Ксендз отложил ручку, снял очки, вытащил из складок сутаны огромный, как фата, носовой платок и отер пот со лба.
— Да, не те уже года, — сказал. — Когда-то я мог троих-четверых подряд похоронить и о каждом что-нибудь свое сказать. И по памяти, не было нужды загодя писать. Но тогда мне казалось, нет двух похожих жизней. — Он шумно высморкался в свой платок, даже рюмки зазвенели за стеклом в буфете. И, пряча обратно платок, не то вздохнул, не то проговорил: — Ну что, и твой черед пришел? Небось думал, вечно жить будешь. Воевал, воевал, а до чего довоевался?
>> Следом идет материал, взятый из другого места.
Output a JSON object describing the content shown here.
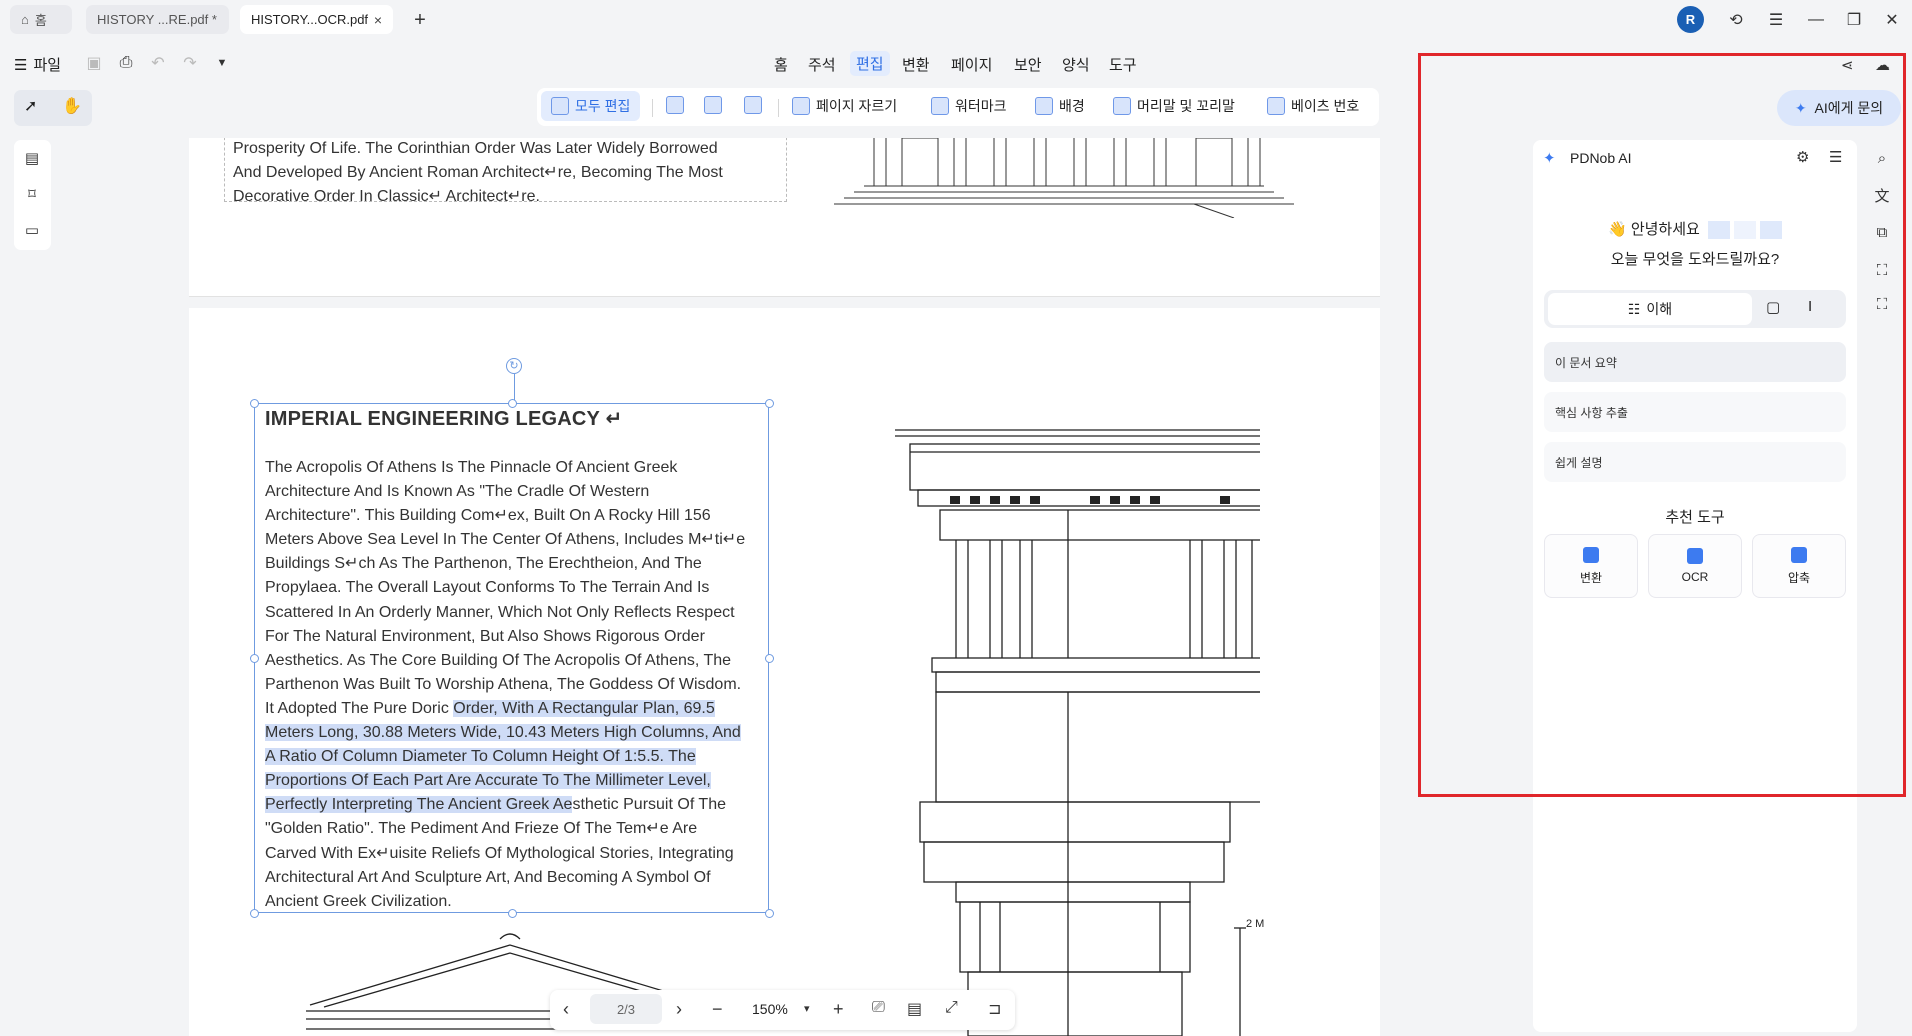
{
  "tabs": {
    "home": "홈",
    "doc1": "HISTORY ...RE.pdf *",
    "doc2": "HISTORY...OCR.pdf",
    "close": "×",
    "new": "+"
  },
  "avatar_initial": "R",
  "file_menu": "파일",
  "menu": [
    "홈",
    "주석",
    "편집",
    "변환",
    "페이지",
    "보안",
    "양식",
    "도구"
  ],
  "active_menu": "편집",
  "toolbar": {
    "edit_all": "모두 편집",
    "crop": "페이지 자르기",
    "watermark": "워터마크",
    "background": "배경",
    "header_footer": "머리말 및 꼬리말",
    "bates": "베이츠 번호"
  },
  "page1": {
    "lines": [
      "Prosperity Of Life. The Corinthian Order Was Later Widely Borrowed",
      "And Developed By Ancient Roman Architect↵re, Becoming The Most",
      "Decorative Order In Classic↵ Architect↵re."
    ]
  },
  "page2": {
    "heading": "IMPERIAL ENGINEERING LEGACY ↵",
    "lines": [
      "The Acropolis Of Athens Is The Pinnacle Of Ancient Greek",
      "Architecture And Is Known As \"The Cradle Of Western",
      "Architecture\". This Building Com↵ex, Built On A Rocky Hill 156",
      "Meters Above Sea Level In The Center Of Athens, Includes M↵ti↵e",
      "Buildings S↵ch As The Parthenon, The Erechtheion, And The",
      "Propylaea. The Overall Layout Conforms To The Terrain And Is",
      "Scattered In An Orderly Manner, Which Not Only Reflects Respect",
      "For The Natural Environment, But Also Shows Rigorous Order",
      "Aesthetics. As The Core Building Of The Acropolis Of Athens, The",
      "Parthenon Was Built To Worship Athena, The Goddess Of Wisdom."
    ],
    "line_mixed_a": "It Adopted The Pure Doric ",
    "line_mixed_b": "Order, With A Rectangular Plan, 69.5",
    "hl_lines": [
      "Meters Long, 30.88 Meters Wide, 10.43 Meters High Columns, And",
      "A Ratio Of Column Diameter To Column Height Of 1:5.5. The",
      "Proportions Of Each Part Are Accurate To The Millimeter Level,"
    ],
    "line_mixed_c": "Perfectly Interpreting The Ancient Greek Ae",
    "line_mixed_d": "sthetic Pursuit Of The",
    "tail_lines": [
      "\"Golden Ratio\". The Pediment And Frieze Of The Tem↵e Are",
      "Carved With Ex↵uisite Reliefs Of Mythological Stories, Integrating",
      "Architectural Art And Sculpture Art, And Becoming A Symbol Of",
      "Ancient Greek Civilization."
    ],
    "scale_label": "2 M"
  },
  "bottom_bar": {
    "page": "2/3",
    "zoom": "150%",
    "zoom_arrow": "▾"
  },
  "ai": {
    "ask_button": "AI에게 문의",
    "title": "PDNob AI",
    "greeting": "안녕하세요",
    "question": "오늘 무엇을 도와드릴까요?",
    "tab_understand": "이해",
    "suggestions": [
      "이 문서 요약",
      "핵심 사항 추출",
      "쉽게 설명"
    ],
    "recommended_title": "추천 도구",
    "tools": [
      "변환",
      "OCR",
      "압축"
    ]
  },
  "colors": {
    "accent": "#2f6fe4",
    "highlight": "#cfdcf6",
    "frame": "#e0262b"
  }
}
— Где там воевал, — сказал я как мог смиренней, потому что подумал: стану задираться, он еще цену за место подымет. — Жил, вот и все. Хорошо ли, плохо ли, не от меня зависело. Не всегда живешь, как хочется, живешь, как назначено жить. Человек жизни себе не выбирает, жизнь сама выбирает человека, по своей воле, смотря кто ей для чего понадобится. Этот для того, тот для другого, а иной ни для чего. И неизвестно, по каким таким причинам один генерал, другой судья, третий — причетник или вы, отец, к примеру, ксендз, а я — даже и не знаю, что про себя сказать.
— Как же так, ты ведь был ксендзом! — И расплылся в улыбке от уха до уха. А у меня внутри как заскрежещет, но я себе приказал: думай свое, а с виду покорным будь, — и только сказал:
— Человек, если судьба заставит, кем угодно станет. Даже бандитом или вором.
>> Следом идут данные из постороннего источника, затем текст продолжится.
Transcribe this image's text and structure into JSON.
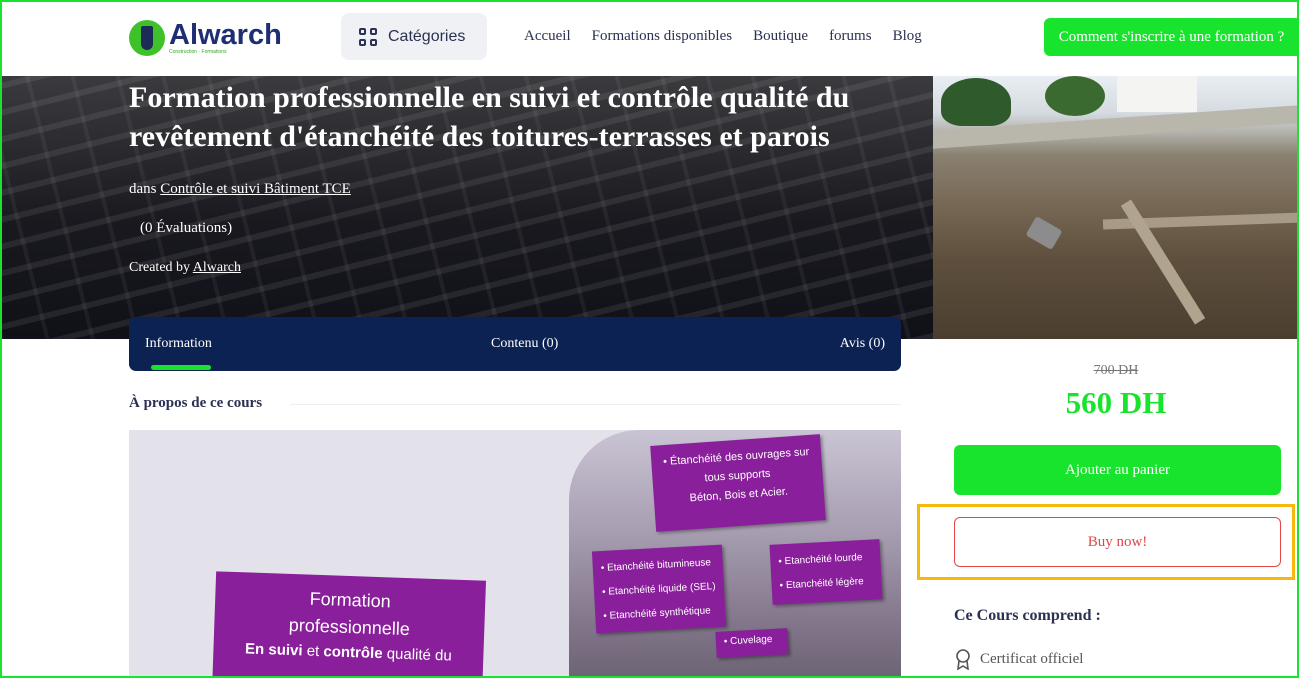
{
  "header": {
    "logo_name": "Alwarch",
    "logo_tagline": "Construction · Formations",
    "categories_label": "Catégories",
    "nav": [
      "Accueil",
      "Formations disponibles",
      "Boutique",
      "forums",
      "Blog"
    ],
    "cta_label": "Comment s'inscrire à une formation ?"
  },
  "course": {
    "title": "Formation professionnelle en suivi et contrôle qualité du revêtement d'étanchéité des toitures-terrasses et parois",
    "category_prefix": "dans",
    "category": "Contrôle et suivi Bâtiment TCE",
    "rating_text": "(0 Évaluations)",
    "author_prefix": "Created by",
    "author": "Alwarch"
  },
  "tabs": {
    "information": "Information",
    "contenu": "Contenu (0)",
    "avis": "Avis (0)"
  },
  "about_heading": "À propos de ce cours",
  "course_image": {
    "box1_line1": "• Étanchéité des ouvrages sur",
    "box1_line2": "tous supports",
    "box1_line3": "Béton, Bois et Acier.",
    "box2_items": [
      "• Etanchéité bitumineuse",
      "• Etanchéité liquide (SEL)",
      "• Etanchéité synthétique"
    ],
    "box3_items": [
      "• Etanchéité lourde",
      "• Etanchéité légère"
    ],
    "box4_item": "• Cuvelage",
    "card_line1": "Formation",
    "card_line2": "professionnelle",
    "card_line3_bold1": "En suivi",
    "card_line3_mid": " et ",
    "card_line3_bold2": "contrôle",
    "card_line3_end": " qualité du"
  },
  "pricing": {
    "old_price": "700 DH",
    "new_price": "560 DH",
    "add_to_cart": "Ajouter au panier",
    "buy_now": "Buy now!"
  },
  "includes": {
    "heading": "Ce Cours comprend :",
    "items": [
      "Certificat officiel"
    ]
  },
  "colors": {
    "accent": "#19e42d",
    "navy": "#0c2253",
    "danger": "#e24648",
    "highlight": "#f6b90b",
    "purple": "#8a1f9b"
  }
}
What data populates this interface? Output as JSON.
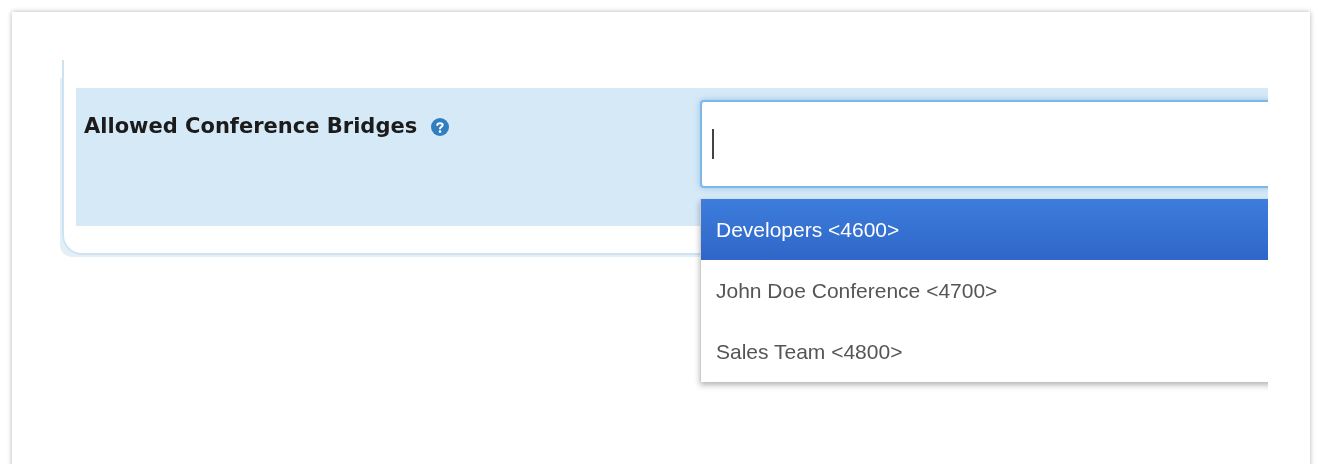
{
  "field": {
    "label": "Allowed Conference Bridges",
    "focused": true
  },
  "suggestions": [
    {
      "label": "Developers <4600>",
      "selected": true
    },
    {
      "label": "John Doe Conference <4700>",
      "selected": false
    },
    {
      "label": "Sales Team <4800>",
      "selected": false
    }
  ]
}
— Ну ладно, ладно, — перебил он меня. — Скажи лучше, когда в последний раз на исповеди был?
— На исповеди? — Я почувствовал себя так, будто он вдруг на уроке закона божьего поднял меня с последней парты из-за спины Стаха Незгудки, потому что я всегда на последней парте сидел. — После войны вроде.
— Что это значит — после войны?
— Ну, как война закончилась. Поубивал разных сволочей, надо было исповедаться, чтоб потом не являлись по ночам. Хотя, по мне, нечего из-за таких исповедоваться. Разве что среди них безвинный попался. Но и других грехов поднакопилось, известное дело, война, как же не очиститься.
— Очистился — и давай снова грешить, да? А в костел ты хоть ходишь? Что-то я тебя давно не видал.
— Последние два года я в больнице лежал, как же было ходить?
Он как-то странно сощурил глаза, будто от яркого света, хотя сидел спиной к окну. Ну а я, чтоб не показаться таким уж маловером, поспешил добавить:
— Зато перед войной ни одной обедни не пропустил. Мать бы ни за что не позволила. И к вечерне иногда ходил, и на майские службы, на октябрьские. И в хоре пел. Может, помните, хоть и столько лет прошло? Органист Коласинский говорил даже, если б меня учиться послать, я бы в городе в опере мог петь. Бас у меня был. Не раз соло пел. Да вот земля не отпустила. Несовместные это вещи, земля и пенье. Земля работы требует, а поешь для чего? — самое большее, чтоб лучше работалось, ну или после работы, в воскресенье. Правда, в воскресенье часом не попоешь — господь нагонит туч, а на поле хлеб в снопах.
— Ты господа не примешивай! — ворчливо перебил меня ксендз. — Господом заслоняться вздумал. Ты хоть десять заповедей его помнишь?
— Как не помнить? Вы сами нас и учили в школе.
— Тогда скажи, какая третья заповедь?
— Третья? — задумался я. — Вроде не кради, — брякнул наугад, где уж в мои годы помнить, какая третья, четвертая, десятая, разве память все в порядке хранит? Порядка и в жизни нет, чего от памяти ждать.